Rural Maine here provides a selection of connections to Lost: the hands of the town clock are frozen at 8:15. (You don’t have to be a diehard Lost fan to remember that Oceanic Flight 815 crash-landed.) The house where Storybrooke’s mayor (also played by Parrilla) lives is Number 108, one of Lost’s magic numbers (thus conveniently pointing to the character with the darkest secret). The mayor’s 10-year-old adopted son Henry (Jared Gilmore) considers her to be an evil witch, which prompts him to go looking for his biological mother. She turns out to be bail bondsperson Emma Swan (Jennifer Morrison), who is unaware of her own biological parents—Snow White and Prince Charming. Not coincidentally, another Lost theme integrated in Once Upon a Time is the struggle between parents and children, as well as the separation and eventual reunion of biological parents with their long-lost offspring.
The new series also borrows Lost‘s interest in ancestor texts: repeatedly, well-known stories rich with cultural meanings add layers of symbolism to the current story. The most obvious ancestor texts for Once Upon a Time are fairy tales, whether they are told Grimmly or translated more sunnily by Walt Disney.

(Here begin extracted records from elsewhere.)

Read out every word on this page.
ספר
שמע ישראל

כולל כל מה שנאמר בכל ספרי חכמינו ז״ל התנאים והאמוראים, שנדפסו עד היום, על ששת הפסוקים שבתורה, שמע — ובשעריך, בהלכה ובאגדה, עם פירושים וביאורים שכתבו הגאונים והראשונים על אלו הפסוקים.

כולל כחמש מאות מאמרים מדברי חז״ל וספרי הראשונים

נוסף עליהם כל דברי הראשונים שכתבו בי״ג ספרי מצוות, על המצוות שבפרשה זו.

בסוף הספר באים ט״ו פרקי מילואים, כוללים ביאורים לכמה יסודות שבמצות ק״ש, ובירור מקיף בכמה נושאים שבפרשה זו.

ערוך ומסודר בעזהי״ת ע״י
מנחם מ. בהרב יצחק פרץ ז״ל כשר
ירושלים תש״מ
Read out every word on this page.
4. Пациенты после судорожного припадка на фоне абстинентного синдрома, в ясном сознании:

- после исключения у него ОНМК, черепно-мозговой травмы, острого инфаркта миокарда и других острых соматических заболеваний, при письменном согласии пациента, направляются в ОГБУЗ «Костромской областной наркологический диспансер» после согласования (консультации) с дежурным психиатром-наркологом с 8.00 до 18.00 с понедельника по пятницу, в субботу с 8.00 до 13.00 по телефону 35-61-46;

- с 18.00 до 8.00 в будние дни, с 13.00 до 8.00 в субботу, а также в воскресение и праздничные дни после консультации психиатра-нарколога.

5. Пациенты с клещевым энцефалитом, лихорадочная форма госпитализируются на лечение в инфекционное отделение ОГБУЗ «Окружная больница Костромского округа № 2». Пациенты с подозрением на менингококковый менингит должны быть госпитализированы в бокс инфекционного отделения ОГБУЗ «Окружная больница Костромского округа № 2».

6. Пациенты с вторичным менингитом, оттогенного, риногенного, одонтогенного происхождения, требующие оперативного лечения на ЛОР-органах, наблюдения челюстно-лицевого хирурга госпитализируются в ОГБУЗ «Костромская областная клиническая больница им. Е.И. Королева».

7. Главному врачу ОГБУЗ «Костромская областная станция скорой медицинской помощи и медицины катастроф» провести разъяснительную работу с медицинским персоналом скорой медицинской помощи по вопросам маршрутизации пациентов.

In Storybrooke, the fairy tale characters don’t remember their former lives, but the audience will. As Snow White—now Henry’s teacher and named Mary—explains the difference between a “home” and a “cage” (you know: if you love something, set it free), she opens a classroom window and frees a bluebird held gently in her hand. The scene harkens to Disney’s 1937 film, Snow White and the Seven Dwarfs, in which the title character charms the animals and birds of the forest, including a bluebird perched upon her finger. In a later scene, Emma wakes up in jail the morning after crashing her car on the way out of town. She hears a “happy tune,” courtesy of the man in the next cell: “Whistle While You Work.” Because Swan is the long-lost daughter of Snow White, having the dwarfs’ trademark song as her literal wake-up call to her true identity is humorous as well as a little provocative.

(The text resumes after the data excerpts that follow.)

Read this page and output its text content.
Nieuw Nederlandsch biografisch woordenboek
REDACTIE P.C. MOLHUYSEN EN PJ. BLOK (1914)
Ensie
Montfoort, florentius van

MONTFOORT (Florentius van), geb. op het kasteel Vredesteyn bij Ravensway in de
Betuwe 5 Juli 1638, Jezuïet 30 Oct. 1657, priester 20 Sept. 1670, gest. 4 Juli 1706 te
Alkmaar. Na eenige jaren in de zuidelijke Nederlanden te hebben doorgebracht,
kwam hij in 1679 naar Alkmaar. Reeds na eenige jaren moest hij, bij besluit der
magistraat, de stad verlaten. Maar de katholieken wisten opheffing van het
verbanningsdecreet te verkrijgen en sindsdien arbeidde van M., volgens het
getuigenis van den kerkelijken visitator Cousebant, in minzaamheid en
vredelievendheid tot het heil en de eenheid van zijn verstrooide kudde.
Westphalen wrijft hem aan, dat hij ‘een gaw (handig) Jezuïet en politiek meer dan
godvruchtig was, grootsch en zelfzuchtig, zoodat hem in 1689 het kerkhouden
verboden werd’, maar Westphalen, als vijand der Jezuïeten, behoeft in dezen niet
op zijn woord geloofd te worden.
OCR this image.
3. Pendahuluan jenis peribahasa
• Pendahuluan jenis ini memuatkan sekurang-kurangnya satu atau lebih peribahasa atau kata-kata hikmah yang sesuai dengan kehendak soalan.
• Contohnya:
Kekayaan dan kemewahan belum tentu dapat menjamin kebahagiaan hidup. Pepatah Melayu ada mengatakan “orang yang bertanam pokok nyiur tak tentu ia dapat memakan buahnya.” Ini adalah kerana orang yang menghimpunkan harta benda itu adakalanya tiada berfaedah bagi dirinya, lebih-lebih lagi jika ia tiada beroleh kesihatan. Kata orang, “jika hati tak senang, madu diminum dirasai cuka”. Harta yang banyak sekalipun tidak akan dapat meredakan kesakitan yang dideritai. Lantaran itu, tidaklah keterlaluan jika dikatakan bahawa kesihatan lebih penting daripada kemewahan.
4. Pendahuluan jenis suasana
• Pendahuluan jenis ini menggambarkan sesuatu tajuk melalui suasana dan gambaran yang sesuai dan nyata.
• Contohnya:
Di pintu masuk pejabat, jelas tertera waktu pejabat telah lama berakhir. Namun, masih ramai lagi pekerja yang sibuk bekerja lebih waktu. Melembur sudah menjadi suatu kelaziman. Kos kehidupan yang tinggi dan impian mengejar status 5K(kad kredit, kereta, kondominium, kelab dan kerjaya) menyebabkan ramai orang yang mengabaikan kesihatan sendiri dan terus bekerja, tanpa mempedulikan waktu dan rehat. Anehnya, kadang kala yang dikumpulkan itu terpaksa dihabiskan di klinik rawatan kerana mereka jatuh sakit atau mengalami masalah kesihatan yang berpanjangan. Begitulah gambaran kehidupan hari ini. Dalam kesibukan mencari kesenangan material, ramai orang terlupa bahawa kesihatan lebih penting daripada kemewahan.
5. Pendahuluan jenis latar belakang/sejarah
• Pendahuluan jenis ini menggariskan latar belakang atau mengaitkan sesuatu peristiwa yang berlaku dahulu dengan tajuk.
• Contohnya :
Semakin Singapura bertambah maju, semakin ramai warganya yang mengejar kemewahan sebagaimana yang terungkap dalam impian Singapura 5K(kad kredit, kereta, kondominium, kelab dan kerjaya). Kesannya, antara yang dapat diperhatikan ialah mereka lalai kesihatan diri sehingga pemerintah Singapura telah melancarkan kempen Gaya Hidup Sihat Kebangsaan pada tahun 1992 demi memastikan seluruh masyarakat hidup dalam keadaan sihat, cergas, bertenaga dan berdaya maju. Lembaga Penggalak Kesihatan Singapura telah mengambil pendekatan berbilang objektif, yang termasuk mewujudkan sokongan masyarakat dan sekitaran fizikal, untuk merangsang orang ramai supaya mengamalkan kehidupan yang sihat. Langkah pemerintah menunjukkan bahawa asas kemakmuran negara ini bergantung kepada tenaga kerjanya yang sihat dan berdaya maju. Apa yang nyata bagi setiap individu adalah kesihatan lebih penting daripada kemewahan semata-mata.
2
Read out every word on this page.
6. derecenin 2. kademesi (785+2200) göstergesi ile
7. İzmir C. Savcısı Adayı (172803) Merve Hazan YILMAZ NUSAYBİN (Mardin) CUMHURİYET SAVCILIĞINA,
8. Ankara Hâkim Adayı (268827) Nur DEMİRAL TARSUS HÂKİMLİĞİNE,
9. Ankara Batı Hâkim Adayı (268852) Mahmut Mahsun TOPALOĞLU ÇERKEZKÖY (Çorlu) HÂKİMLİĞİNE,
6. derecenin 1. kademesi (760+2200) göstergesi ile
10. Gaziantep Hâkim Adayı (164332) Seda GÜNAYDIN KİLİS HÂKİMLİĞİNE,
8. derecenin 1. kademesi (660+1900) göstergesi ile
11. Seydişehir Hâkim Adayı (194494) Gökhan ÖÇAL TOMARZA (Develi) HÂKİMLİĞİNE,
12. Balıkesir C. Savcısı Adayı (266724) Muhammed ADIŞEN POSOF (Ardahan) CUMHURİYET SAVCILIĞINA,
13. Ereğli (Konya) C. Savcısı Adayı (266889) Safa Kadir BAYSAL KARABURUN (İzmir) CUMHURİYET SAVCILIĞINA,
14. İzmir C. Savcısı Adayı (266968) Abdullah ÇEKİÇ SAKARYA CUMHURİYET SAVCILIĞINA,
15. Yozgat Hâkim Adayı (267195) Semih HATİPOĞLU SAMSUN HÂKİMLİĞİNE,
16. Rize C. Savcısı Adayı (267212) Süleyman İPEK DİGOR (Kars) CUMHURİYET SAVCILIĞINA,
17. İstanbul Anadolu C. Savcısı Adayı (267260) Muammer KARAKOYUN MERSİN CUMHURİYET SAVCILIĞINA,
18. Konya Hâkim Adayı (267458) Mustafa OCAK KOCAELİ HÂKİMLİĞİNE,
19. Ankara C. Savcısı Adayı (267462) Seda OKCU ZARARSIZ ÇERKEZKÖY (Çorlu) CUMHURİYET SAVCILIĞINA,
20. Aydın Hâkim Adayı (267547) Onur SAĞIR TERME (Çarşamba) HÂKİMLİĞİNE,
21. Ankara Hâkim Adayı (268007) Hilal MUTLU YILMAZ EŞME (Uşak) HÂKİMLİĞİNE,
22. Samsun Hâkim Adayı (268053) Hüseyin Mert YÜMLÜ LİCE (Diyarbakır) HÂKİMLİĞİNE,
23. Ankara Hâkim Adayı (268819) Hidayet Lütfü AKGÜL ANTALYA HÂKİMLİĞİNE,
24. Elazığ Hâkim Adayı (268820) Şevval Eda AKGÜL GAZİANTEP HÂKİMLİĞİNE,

So is watching the mayor stare just a little too intently into her circular mirror, just as Disney’s villain consulted her talking glass when she plotted Snow White’s destruction. (The Storybrooke mirror hasn’t talked back yet… but give it time.) The mayor also keeps a bowl of apples on the table and offers Emma apple cider—the better to worry viewers, if not Emma herself.
Seeing Mary or her husband (here, John Doe) or the mayor in their new context may evoke political interpretations as well. In a world where cities are declaring bankruptcy and government officials consider corporations their constituents, the evil queen seems a darkly comedic and very apt reflection of the 99%’s growing frustration. Storybrooke’s trapped citizens, like today’s protesters, are looking for a hero.

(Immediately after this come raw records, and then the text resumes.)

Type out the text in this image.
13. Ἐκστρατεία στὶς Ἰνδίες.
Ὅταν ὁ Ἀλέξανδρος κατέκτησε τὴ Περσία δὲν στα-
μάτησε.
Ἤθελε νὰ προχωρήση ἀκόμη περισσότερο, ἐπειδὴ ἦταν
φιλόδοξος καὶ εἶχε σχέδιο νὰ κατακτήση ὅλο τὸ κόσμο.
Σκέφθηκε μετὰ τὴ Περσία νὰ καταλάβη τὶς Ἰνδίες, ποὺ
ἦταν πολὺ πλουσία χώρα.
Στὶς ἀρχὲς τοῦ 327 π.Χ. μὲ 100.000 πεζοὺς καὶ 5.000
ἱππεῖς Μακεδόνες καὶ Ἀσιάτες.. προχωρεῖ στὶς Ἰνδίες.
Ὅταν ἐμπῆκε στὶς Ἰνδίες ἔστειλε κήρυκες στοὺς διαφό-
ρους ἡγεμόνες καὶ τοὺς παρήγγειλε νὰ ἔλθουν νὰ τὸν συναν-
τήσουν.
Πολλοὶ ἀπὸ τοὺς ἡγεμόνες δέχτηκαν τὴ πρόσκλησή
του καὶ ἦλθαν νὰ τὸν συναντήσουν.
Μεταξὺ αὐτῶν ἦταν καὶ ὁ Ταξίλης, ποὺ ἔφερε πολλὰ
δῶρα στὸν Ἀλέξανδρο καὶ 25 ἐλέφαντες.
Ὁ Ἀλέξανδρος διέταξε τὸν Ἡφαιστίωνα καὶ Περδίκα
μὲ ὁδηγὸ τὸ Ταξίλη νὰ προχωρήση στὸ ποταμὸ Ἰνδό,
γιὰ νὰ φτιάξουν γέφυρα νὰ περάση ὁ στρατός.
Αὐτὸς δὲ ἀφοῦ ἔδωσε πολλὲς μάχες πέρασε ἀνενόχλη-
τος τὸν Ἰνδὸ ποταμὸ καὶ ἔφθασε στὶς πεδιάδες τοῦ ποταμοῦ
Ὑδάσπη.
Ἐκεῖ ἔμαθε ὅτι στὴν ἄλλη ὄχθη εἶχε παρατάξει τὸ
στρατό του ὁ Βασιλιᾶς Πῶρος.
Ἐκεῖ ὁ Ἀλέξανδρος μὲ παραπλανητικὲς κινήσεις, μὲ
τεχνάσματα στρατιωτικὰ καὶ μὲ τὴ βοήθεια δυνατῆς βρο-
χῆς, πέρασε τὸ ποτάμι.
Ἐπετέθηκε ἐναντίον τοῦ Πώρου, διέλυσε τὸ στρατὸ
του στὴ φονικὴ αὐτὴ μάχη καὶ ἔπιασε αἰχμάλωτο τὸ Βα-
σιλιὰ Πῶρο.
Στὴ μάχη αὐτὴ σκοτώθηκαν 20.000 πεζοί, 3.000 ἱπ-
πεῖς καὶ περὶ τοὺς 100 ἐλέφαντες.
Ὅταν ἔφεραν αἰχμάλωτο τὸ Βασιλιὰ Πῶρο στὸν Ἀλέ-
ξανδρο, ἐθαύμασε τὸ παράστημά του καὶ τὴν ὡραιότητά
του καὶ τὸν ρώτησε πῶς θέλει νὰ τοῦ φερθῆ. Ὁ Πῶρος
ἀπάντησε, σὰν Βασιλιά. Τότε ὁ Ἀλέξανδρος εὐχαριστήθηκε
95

These days, as happy endings seem ever elusive, Once Upon a Time‘s heroes—a courageous newlywed and a plucky little boy—are at once unusual and timeless. Still, as Snow White first muses, the outcome of their struggle is precarious, no longer written in stone—or a book.
In its premiere episode, Once Upon a Time offers a mix of hope and cynicism, coupled with familiar television and film allusions (not unlike the Shreks). Its return to fairy tales is not exactly nostalgic or comforting; it doesn’t ask viewers to escape or “forget” their troubles. As in real life, the battle lines may be drawn in black and white, but the issues are bound to become grayer as we get to know these characters better.
Such grayness was a hallmark of Lost. Those viewers who spent years watching Lost only to be dissatisfied with the still ambiguous finale might consider the true curse facing Once Upon a Time to be its reliance on elaborate mythology—not to mention two alternate universes existing in the same timeline. Perhaps the greatest question set up in Once Upon a Time’s pilot episode is this: will the people of Storybrooke—or those of us watching the first episode of a promising new series—ever have their dreams come true?